The Israeli army confirmed that the intended target of Tuesday’s attack was a senior Hamas leader who was “involved in planning terrorist attacks and launching rockets on Israeli civilian targets”.

But Hamad said such accusations were unfounded and merely the standard Israeli justification for an otherwise extra-judicial killing. “I think this is the regular excuse that Israel always has ready,” he said.

“Its important to point out that no one from Gaza has ever been sent to conduct an operation inside the Green Line during the course of the Intifada.”

When pressed on the nature of the attacks carried out by al-Jarah, the army spokesperson declined to comment.

Hamas holds that settlements in the Gaza Strip are legitimate targets since they are considered illegal under international law.

They, however, claim to have stuck to an informal ceasefire of sorts in the past month, regardless of Israeli actions.

“Not a single operation was carried out by Hamas against any Israeli target last month. Yet, Israel continues its attacks on Rafah, Khan Yunis, Tul Karem, Jenin, and Nablus.”

Israeli political science professor Ira Sharkansky says Hamas’s claims to have eased its military activities are dubious.

“I do not accept Hamas's claim to have refrained from violence in the recent period. I do not know how many attempts had Hamas fingerprints on them. I give very little credence to Hamas statements,” said Sharkansky.

“And a substantial proportion of us (Jews) consider civilians in the territories and soldiers to be unfair targets of violence. So when Hamas and others speak of a ceasefire with regard to civilians inside the green line, the response is likely to be ‘nonsense’.”

Escalating tensions

The Palestinian Centre for Human Rights strongly condemned the attempted assassination, claiming that the attack was further proof of an institutionalised Israeli policy aimed at escalating tensions in the region.

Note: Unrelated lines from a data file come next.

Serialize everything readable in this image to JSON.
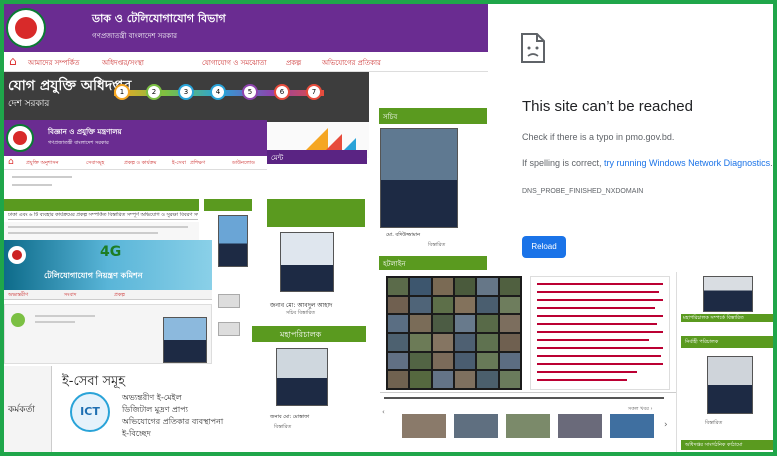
{
  "win1": {
    "title": "ডাক ও টেলিযোগাযোগ বিভাগ",
    "subtitle": "গণপ্রজাতন্ত্রী বাংলাদেশ সরকার",
    "nav": [
      "আমাদের সম্পর্কিত",
      "অধিদপ্তর/সংস্থা",
      "যোগাযোগ ও সমঝোতা",
      "প্রকল্প",
      "অভিযোগের প্রতিকার"
    ]
  },
  "win2": {
    "title": "যোগ প্রযুক্তি অধিদপ্তর",
    "subtitle": "দেশ সরকার",
    "steps": [
      "1",
      "2",
      "3",
      "4",
      "5",
      "6",
      "7"
    ]
  },
  "win3": {
    "title": "বিজ্ঞান ও প্রযুক্তি মন্ত্রণালয়",
    "subtitle": "গণপ্রজাতন্ত্রী বাংলাদেশ সরকার",
    "nav": [
      "প্রযুক্তি অনুশাসন",
      "সেবাসমূহ",
      "প্রকল্প ও কার্যক্রম",
      "ই-সেবা",
      "প্রশিক্ষণ",
      "ডাউনলোড"
    ],
    "tag": "মেন্ট"
  },
  "panel_secretary": {
    "header": "সচিব",
    "name": "মো. বদিউজ্জামান",
    "role": "বিস্তারিত"
  },
  "panel_minister": {
    "name": "জনাব মো: আবদুল আহাদ",
    "role": "সচিব বিস্তারিত"
  },
  "panel_dg": {
    "header": "মহাপরিচালক",
    "name": "জনাব মো: মোস্তাফা",
    "role": "বিস্তারিত"
  },
  "hotline": {
    "header": "হটলাইন"
  },
  "eservice": {
    "title": "ই-সেবা সমূহ",
    "items": [
      "অভ্যন্তরীণ ই-মেইল",
      "ডিজিটাল মুদ্রণ প্রাপ্য",
      "অভিযোগের প্রতিকার ব্যবস্থাপনা",
      "ই-বিচ্ছেদ"
    ],
    "side_title": "কর্মকর্তা"
  },
  "banner": {
    "tag": "4G",
    "line": "টেলিযোগাযোগ নিয়ন্ত্রণ কমিশন"
  },
  "left_links": [
    "অভ্যন্তরীণ",
    "সংবাদ",
    "প্রকল্প"
  ],
  "error": {
    "title": "This site can’t be reached",
    "line1": "Check if there is a typo in pmo.gov.bd.",
    "line2_prefix": "If spelling is correct, ",
    "line2_link": "try running Windows Network Diagnostics",
    "line2_suffix": ".",
    "code": "DNS_PROBE_FINISHED_NXDOMAIN",
    "reload": "Reload"
  },
  "right_panel": {
    "caption1": "মহাপরিচালক সম্পর্কে বিস্তারিত",
    "header2": "নির্বাহী পরিচালক",
    "caption2": "বিস্তারিত",
    "footer": "অধিদপ্তর সাংগঠনিক কাঠামো"
  },
  "news": {
    "ticker": "ঢাকা এবং ৬ টি ব্যবহার কার্যক্রমের প্রকল্প সম্পর্কিত বিস্তারিত সম্পূর্ণ অভিযোগ ও সুরক্ষা বিবরণ সভা",
    "more": "সকল খবর ›"
  }
}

“PCHR stresses that extra-judicial and wilful killings further demonstrate the Israeli government's disregard for the principles of international law and humanitarian law. PCHR also reconfirms that the policy of extra-judicial assassinations officially adopted by the Israeli government serves to increase tension in the region and threatens the lives of Palestinian civilians.”

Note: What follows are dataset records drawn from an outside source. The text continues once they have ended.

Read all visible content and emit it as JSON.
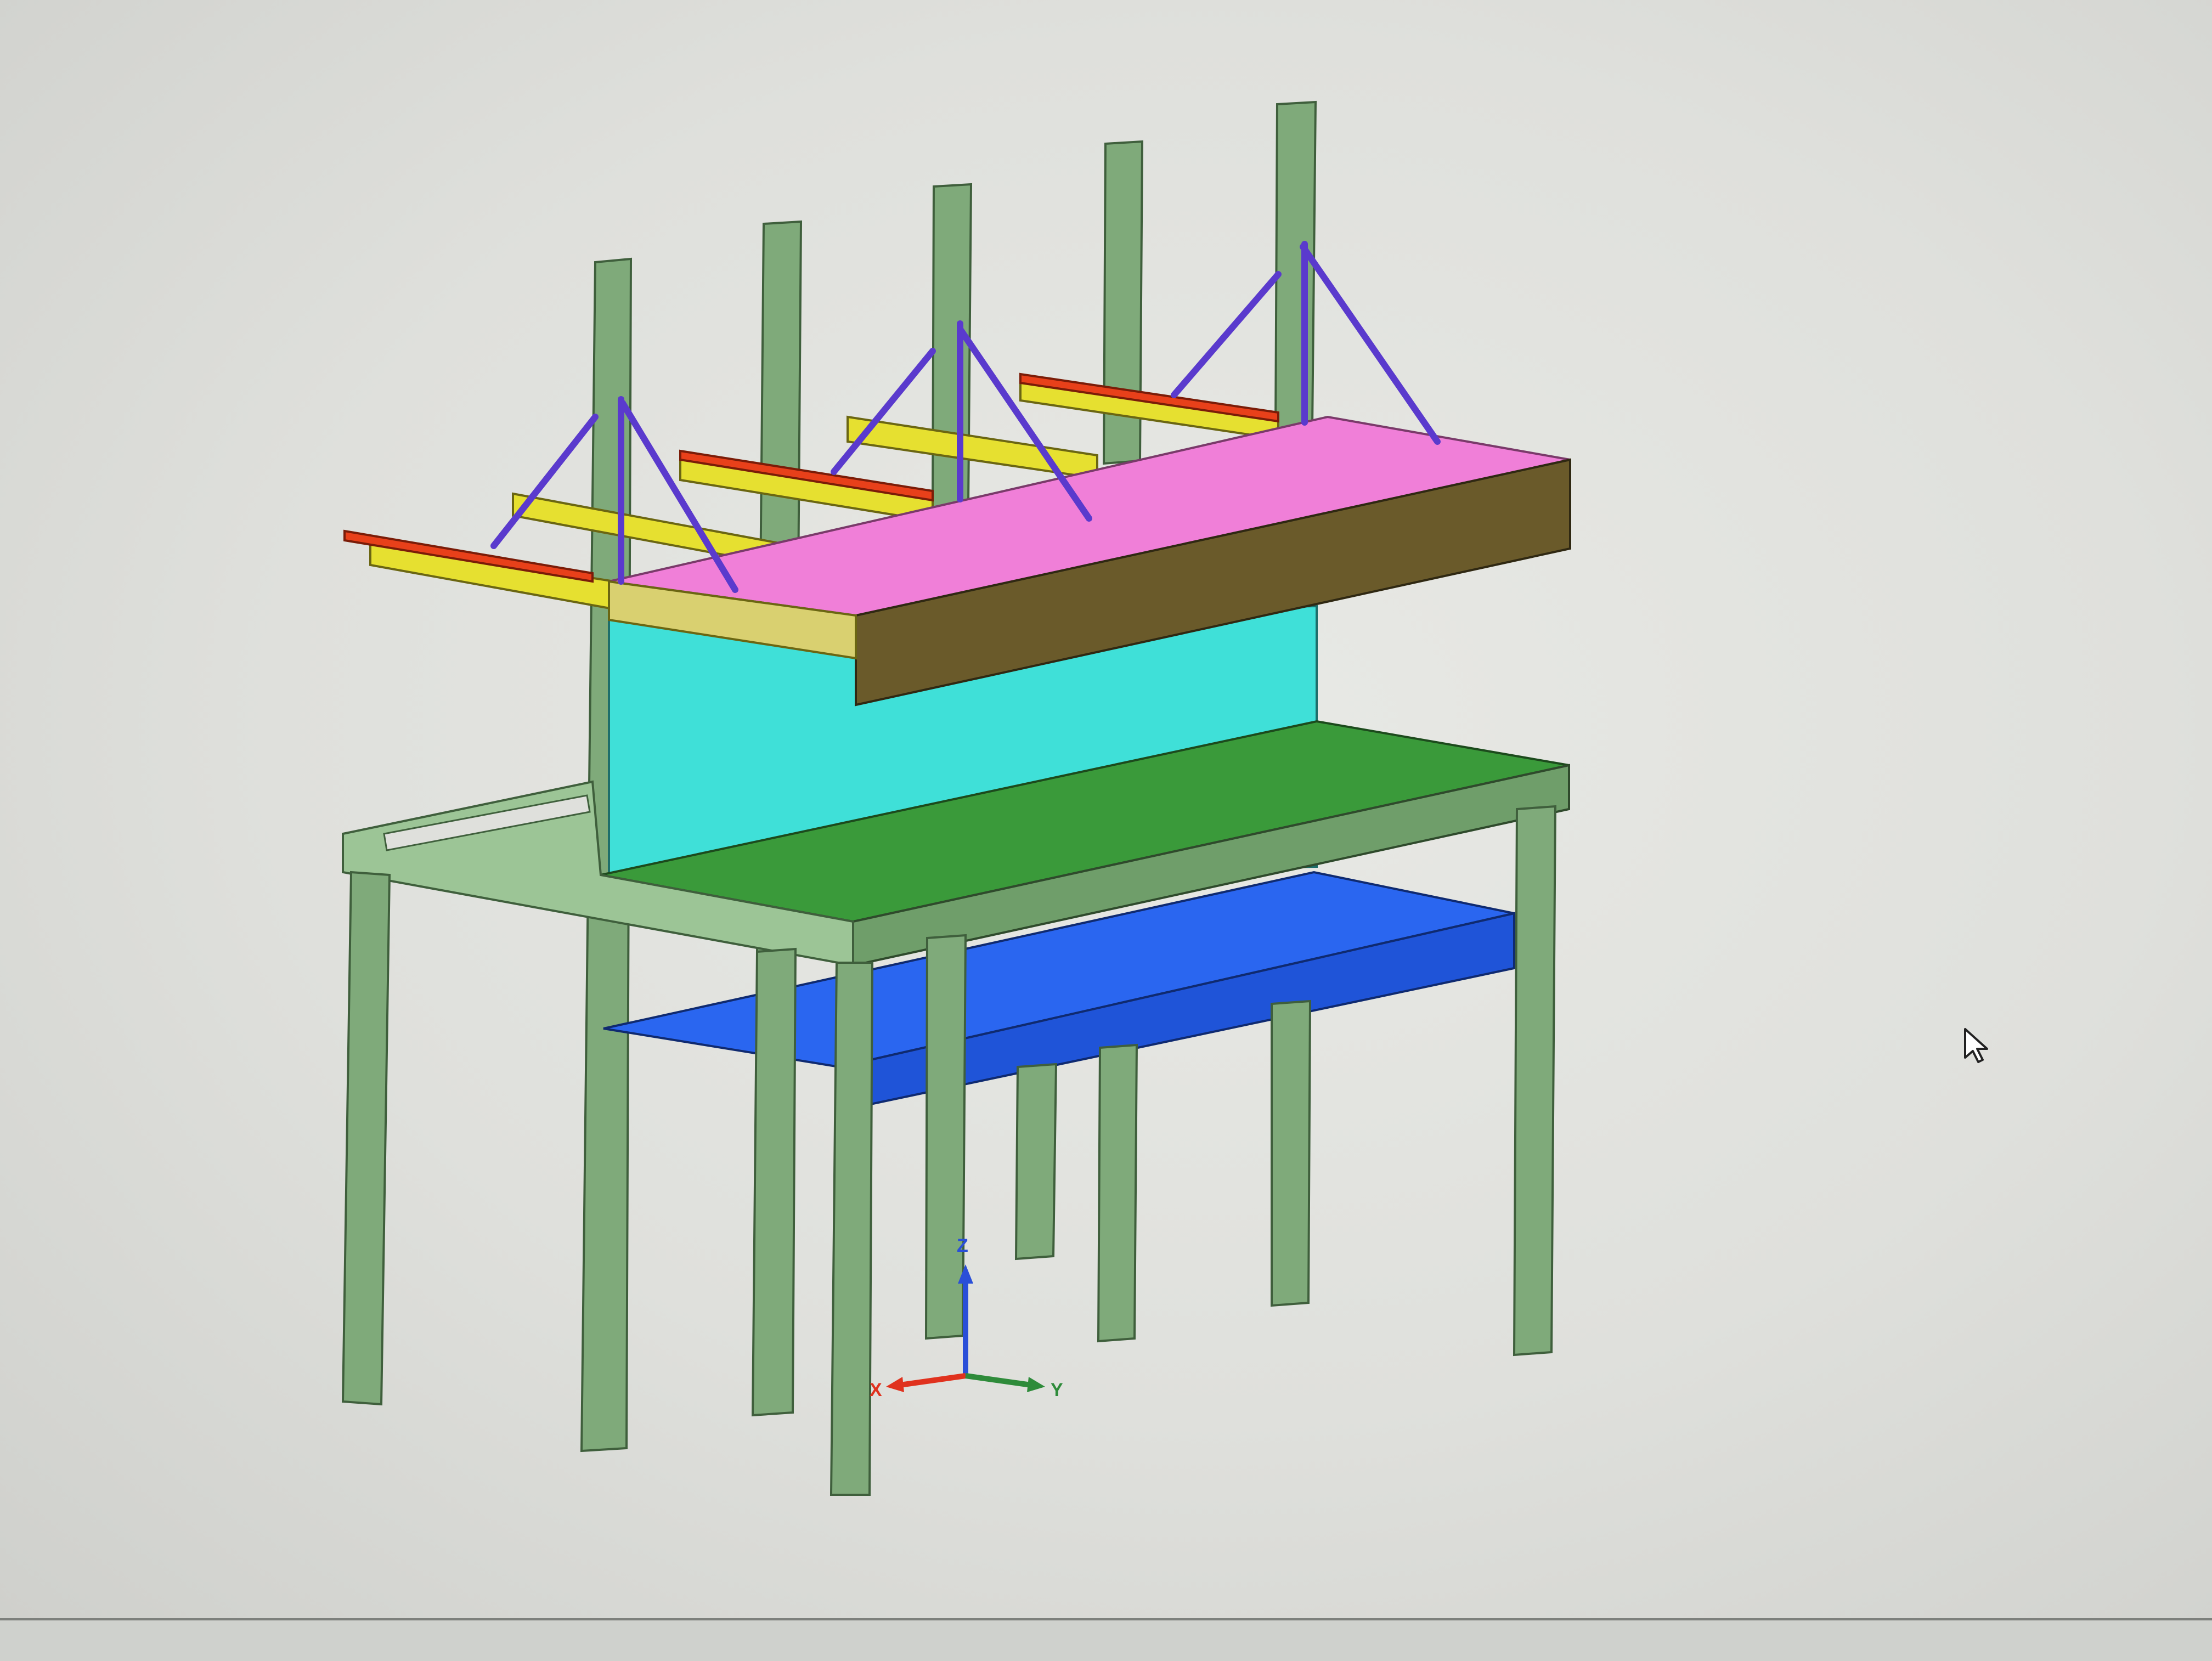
{
  "viewport": {
    "axis_triad": {
      "x_label": "X",
      "y_label": "Y",
      "z_label": "Z",
      "x_color": "#e0321e",
      "y_color": "#2e8b3a",
      "z_color": "#2a4fd8"
    }
  },
  "model": {
    "colors": {
      "frame": "#8fb88a",
      "frame_dark": "#5d8a58",
      "top_shelf": "#f07fd8",
      "top_shelf_front": "#6a5a2a",
      "back_panel": "#3fe0d8",
      "work_surface": "#3a9a3a",
      "lower_shelf": "#2a66f0",
      "beams": "#e6e030",
      "rails": "#e8401a",
      "braces": "#5a3acd"
    }
  }
}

Targeted or political assassinations are deliberate killings, carried out by order of, or with the acquiescence of a government, outside any judicial framework. Extrajudicial executions are unlawful even in an armed conflict.

In a 1998 report, the United Nations Special Rapporteur on extrajudicial, summary or arbitrary executions noted, “extrajudicial executions can never be justified under any circumstances, not even in times of war”.

So far, 345 Palestinians have been killed in ''assassination operations'' conducted by the Israel occupation army, including 122 bystanders, 39 of them children.